If all of these mergers are allowed, the new corporate giants will together control at least 60 percent of global commercial seed sales and 71 percent of global pesticide sales.
The Spotlight Report 2017 clearly shows, that privatization, PPPs and the rise of corporate power affect all areas and goals of the 2030 Agenda. One example is the mushrooming of private, fee-charging, profit-making schools in Africa and Asia.
Detrimental corporate influence occurs in the energy sector with the still dominant role of coal and fossil fuel industries, undermining effective measures against climate change and the transformation towards sustainable energy systems.
But why is it apparently a matter of fact that the public sector is too weak to meet the challenges of the 2030 Agenda? Why are public coffers empty?
Studies by scholars, CSOs and trade unions like Public Services International (PSI) have shown that the privatization of public infrastructure and services and various forms of PPPs involve disproportionate risks for the affected people and costs for the public sector. They can even exacerbate inequalities, decrease equitable access to essential services, and thus jeopardize the fulfilment of human rights, particularly the rights of women.
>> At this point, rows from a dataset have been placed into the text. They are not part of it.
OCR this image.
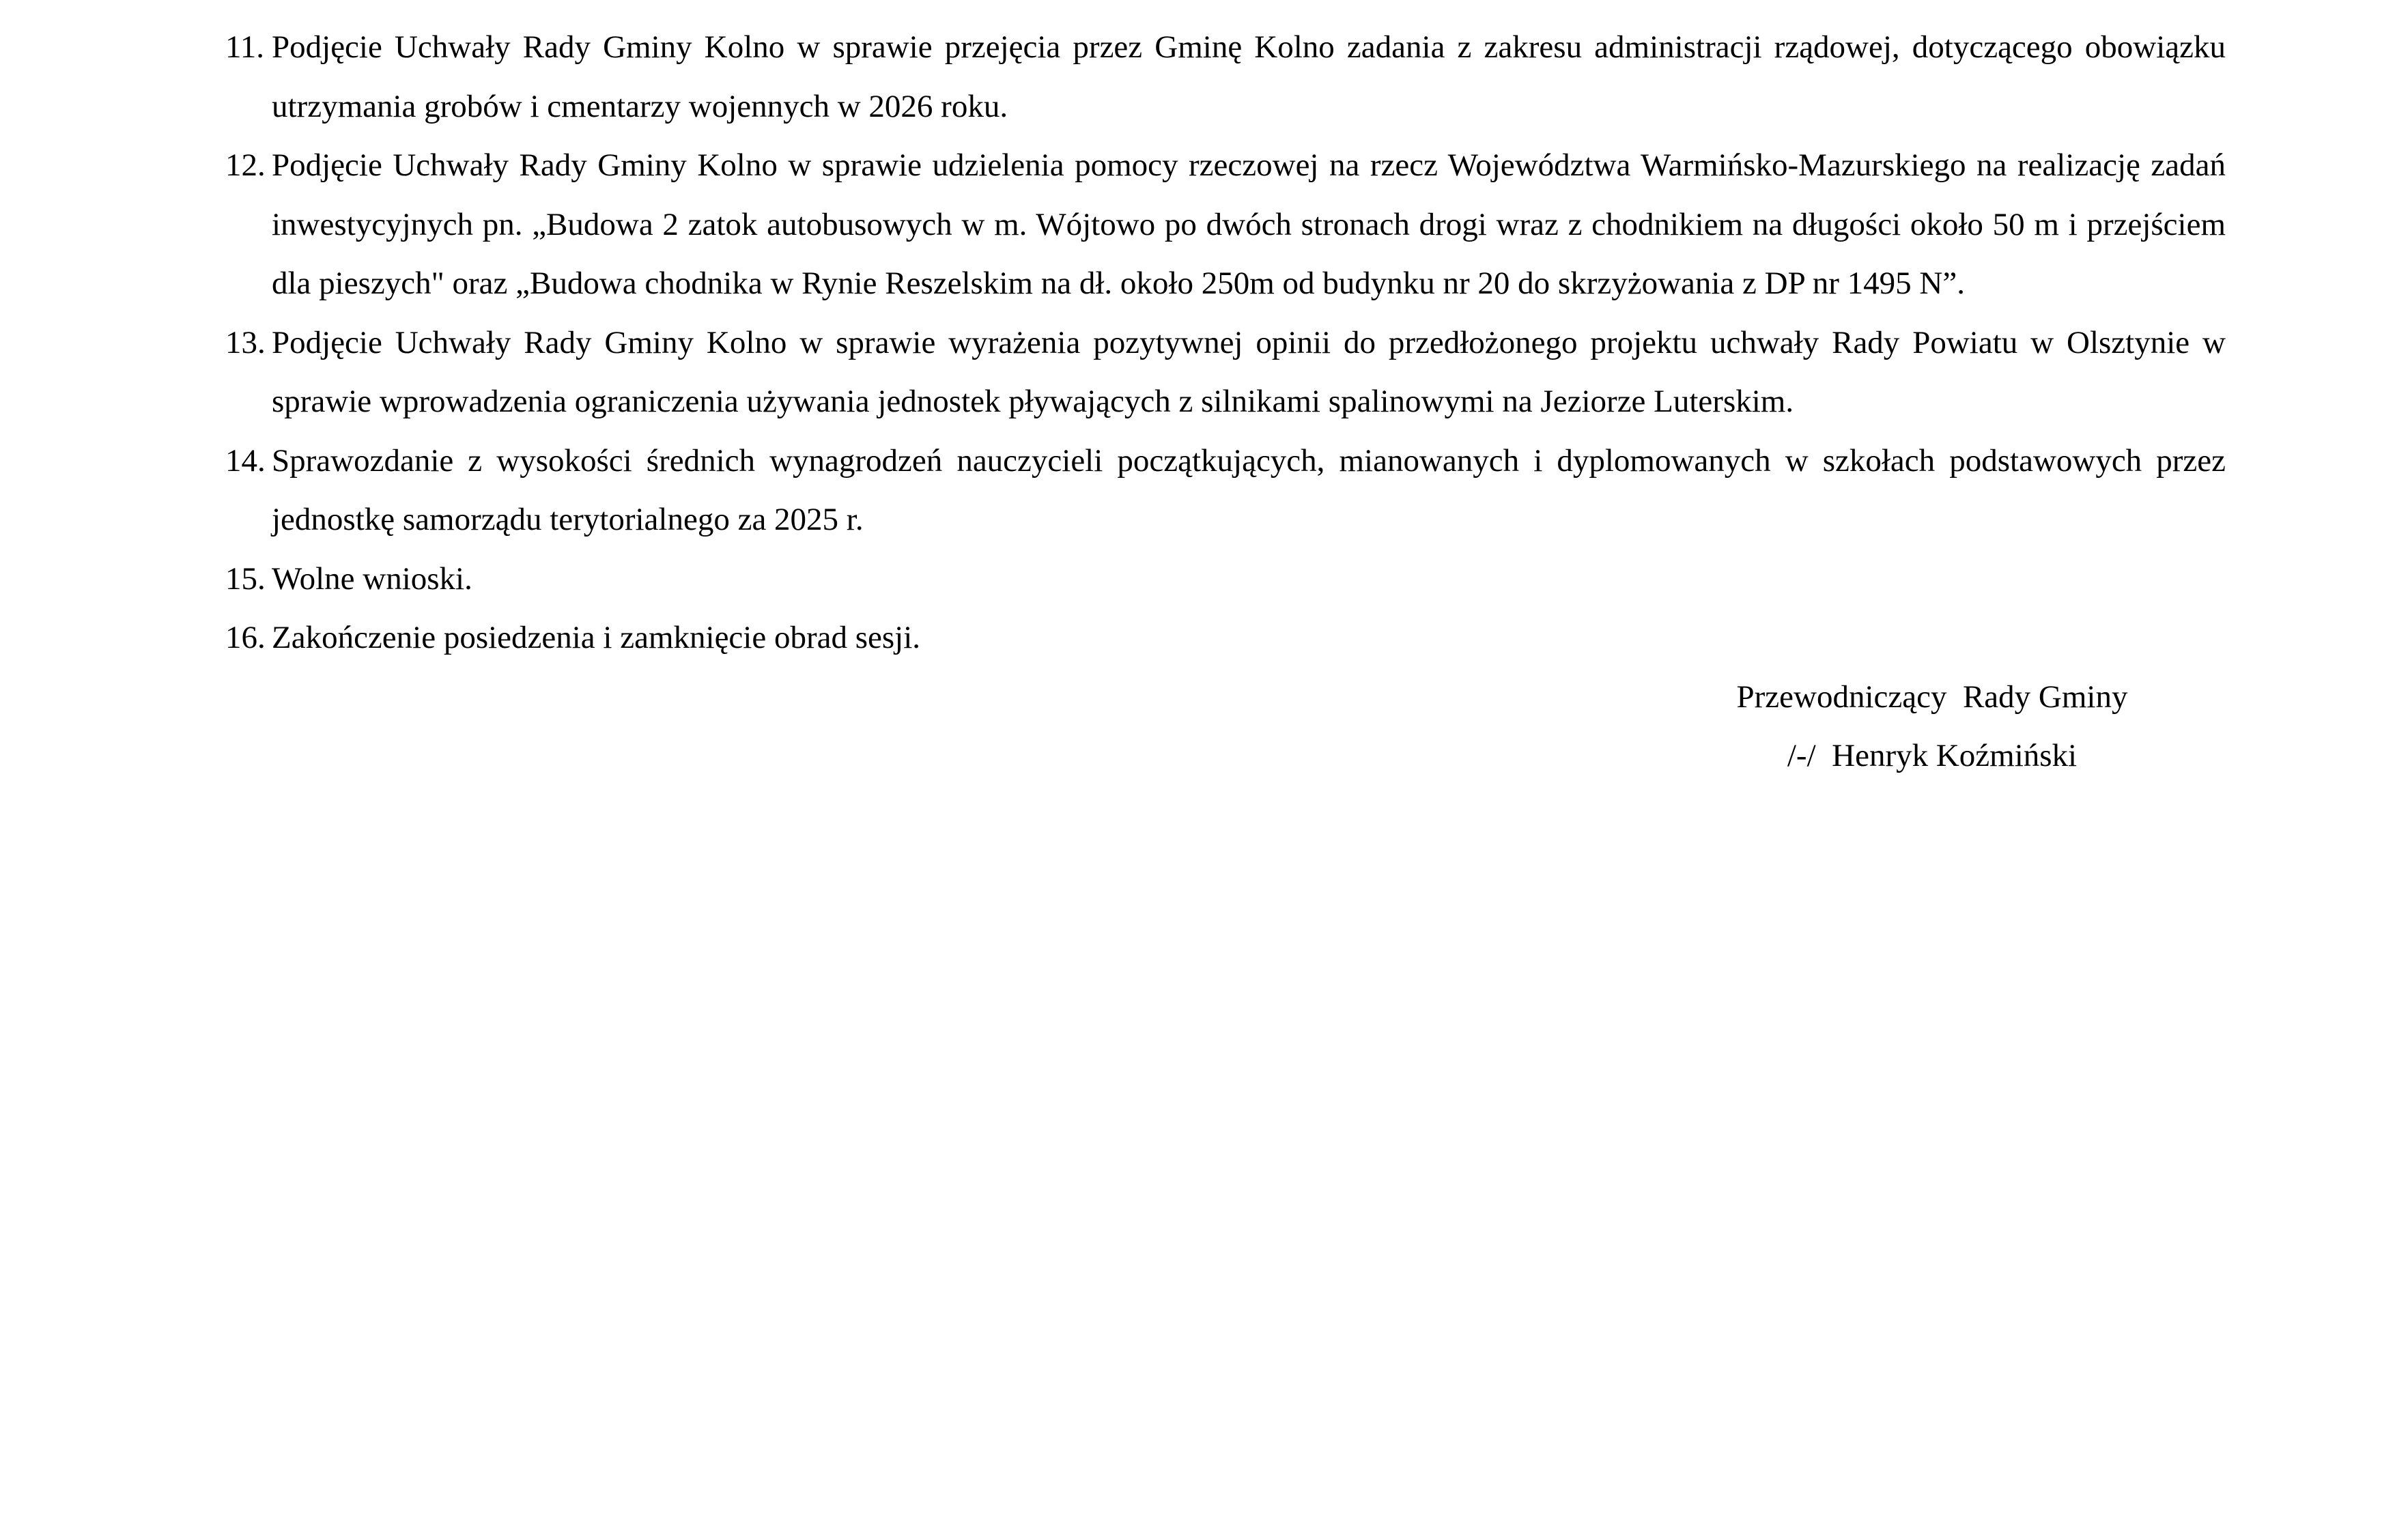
11. Podjęcie Uchwały Rady Gminy Kolno w sprawie przejęcia przez Gminę Kolno zadania z zakresu administracji rządowej, dotyczącego obowiązku utrzymania grobów i cmentarzy wojennych w 2026 roku.
12. Podjęcie Uchwały Rady Gminy Kolno w sprawie udzielenia pomocy rzeczowej na rzecz Województwa Warmińsko-Mazurskiego na realizację zadań inwestycyjnych pn. „Budowa 2 zatok autobusowych w m. Wójtowo po dwóch stronach drogi wraz z chodnikiem na długości około 50 m i przejściem dla pieszych" oraz „Budowa chodnika w Rynie Reszelskim na dł. około 250m od budynku nr 20 do skrzyżowania z DP nr 1495 N”.
13. Podjęcie Uchwały Rady Gminy Kolno w sprawie wyrażenia pozytywnej opinii do przedłożonego projektu uchwały Rady Powiatu w Olsztynie w sprawie wprowadzenia ograniczenia używania jednostek pływających z silnikami spalinowymi na Jeziorze Luterskim.
14. Sprawozdanie z wysokości średnich wynagrodzeń nauczycieli początkujących, mianowanych i dyplomowanych w szkołach podstawowych przez jednostkę samorządu terytorialnego za 2025 r.
15. Wolne wnioski.
16. Zakończenie posiedzenia i zamknięcie obrad sesji.
Przewodniczący  Rady Gminy
/-/  Henryk Koźmiński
Responding to the experiences and testimonies from the ground about the devastating impacts of privatization and PPPs, counter-movements emerged in many parts of the world. Over the past 15 years there has been a significant rise in the number of communities that have taken privatized services back into public hands – a phenomenon called “remunicipalization”. Remunicipalization refers particularly to the return of water supply and sanitation services to public service delivery. Between March 2000 and March 2015 researchers documented 235 cases of water remunicipalization in 37 countries, affecting more than 100 million people.
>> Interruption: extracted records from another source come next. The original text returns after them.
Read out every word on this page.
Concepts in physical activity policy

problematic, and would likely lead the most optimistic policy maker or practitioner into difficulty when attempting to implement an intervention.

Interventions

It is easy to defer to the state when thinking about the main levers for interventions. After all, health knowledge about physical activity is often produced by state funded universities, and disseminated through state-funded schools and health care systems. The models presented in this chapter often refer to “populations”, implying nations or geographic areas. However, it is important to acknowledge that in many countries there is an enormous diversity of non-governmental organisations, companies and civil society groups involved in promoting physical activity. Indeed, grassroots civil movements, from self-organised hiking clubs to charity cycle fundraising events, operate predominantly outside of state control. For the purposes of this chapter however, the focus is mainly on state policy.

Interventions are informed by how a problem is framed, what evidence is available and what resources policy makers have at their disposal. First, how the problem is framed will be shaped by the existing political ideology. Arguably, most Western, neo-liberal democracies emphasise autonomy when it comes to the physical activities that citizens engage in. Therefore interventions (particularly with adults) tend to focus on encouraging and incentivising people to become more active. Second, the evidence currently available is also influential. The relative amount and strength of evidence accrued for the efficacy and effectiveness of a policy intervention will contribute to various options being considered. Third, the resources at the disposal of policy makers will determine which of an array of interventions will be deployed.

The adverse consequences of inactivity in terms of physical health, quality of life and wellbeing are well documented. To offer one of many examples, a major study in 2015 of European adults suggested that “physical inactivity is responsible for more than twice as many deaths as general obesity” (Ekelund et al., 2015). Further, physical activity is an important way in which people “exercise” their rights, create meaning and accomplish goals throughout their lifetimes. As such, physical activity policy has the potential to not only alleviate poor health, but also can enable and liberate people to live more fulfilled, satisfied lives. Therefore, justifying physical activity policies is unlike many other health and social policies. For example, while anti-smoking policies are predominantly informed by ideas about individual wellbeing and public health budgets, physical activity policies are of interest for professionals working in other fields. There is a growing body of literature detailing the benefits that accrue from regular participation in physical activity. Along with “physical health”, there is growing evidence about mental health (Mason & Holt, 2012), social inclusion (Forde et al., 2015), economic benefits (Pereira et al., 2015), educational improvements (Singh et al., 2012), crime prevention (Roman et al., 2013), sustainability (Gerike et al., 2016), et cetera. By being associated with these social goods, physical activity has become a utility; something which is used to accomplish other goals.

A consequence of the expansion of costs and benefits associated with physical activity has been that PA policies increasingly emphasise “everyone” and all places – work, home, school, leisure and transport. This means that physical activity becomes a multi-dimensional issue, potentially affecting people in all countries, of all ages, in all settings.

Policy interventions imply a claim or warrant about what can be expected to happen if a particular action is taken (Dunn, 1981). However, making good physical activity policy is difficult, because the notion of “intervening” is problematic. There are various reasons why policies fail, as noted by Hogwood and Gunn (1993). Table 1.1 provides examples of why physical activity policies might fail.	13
Furthermore, some pioneering companies are already on the path towards – at least environmentally – sustainable development solutions, for instance in the area of renewable energies.
The private sector is in no way a monolithic bloc. Firms in the social and solidarity economy, social impact investors and small and medium-sized businesses are already making a positive difference, challenging the proponents of global techno-fix solutions and the dinosaurs of the fossil fuel lobby.
Even the firm opposition to international corporate regulation in the field of business and human rights by those pretending to represent business interests is showing cracks. A survey by The Economist Intelligence Unit revealed that 20 percent of business representatives who responded to the survey said that a binding international treaty would help them with their responsibilities to respect human rights.
To be sure, the business sector certainly has an important role to play in the implementation process of the 2030 Agenda, as sustainable development will require large-scale changes in business practices.
However, acknowledging corporations’ role should not mean promoting the accumulation of wealth and economic power, giving them undue influence on policy-making and ignoring their responsibility in creating and exacerbating many of the problems that the 2030 Agenda is supposed to tackle.
Instead of further promoting the misleading discourse of ‘multi-stakeholderism’ and partnerships between inherently unequal partners a fundamental change of course is necessary. In order to achieve the SDGs and to turn the vision of the transformation of our world, as proclaimed in the title of the 2030 Agenda, into reality, we have to reclaim the public policy space.
Governments should strengthen public finance at all levels, fundamentally rethink their approach towards trade and investment liberalization, reconsider PPPs, create binding rules on business and human rights, take effective measures to dismantle corporate power and prevent the further existence of corporate ‘too big to fail’ entities.
(Jens Martens is Executive Director of Global Policy Forum and coordinates the Reflection Group on the 2030 Agenda for Sustainable Development).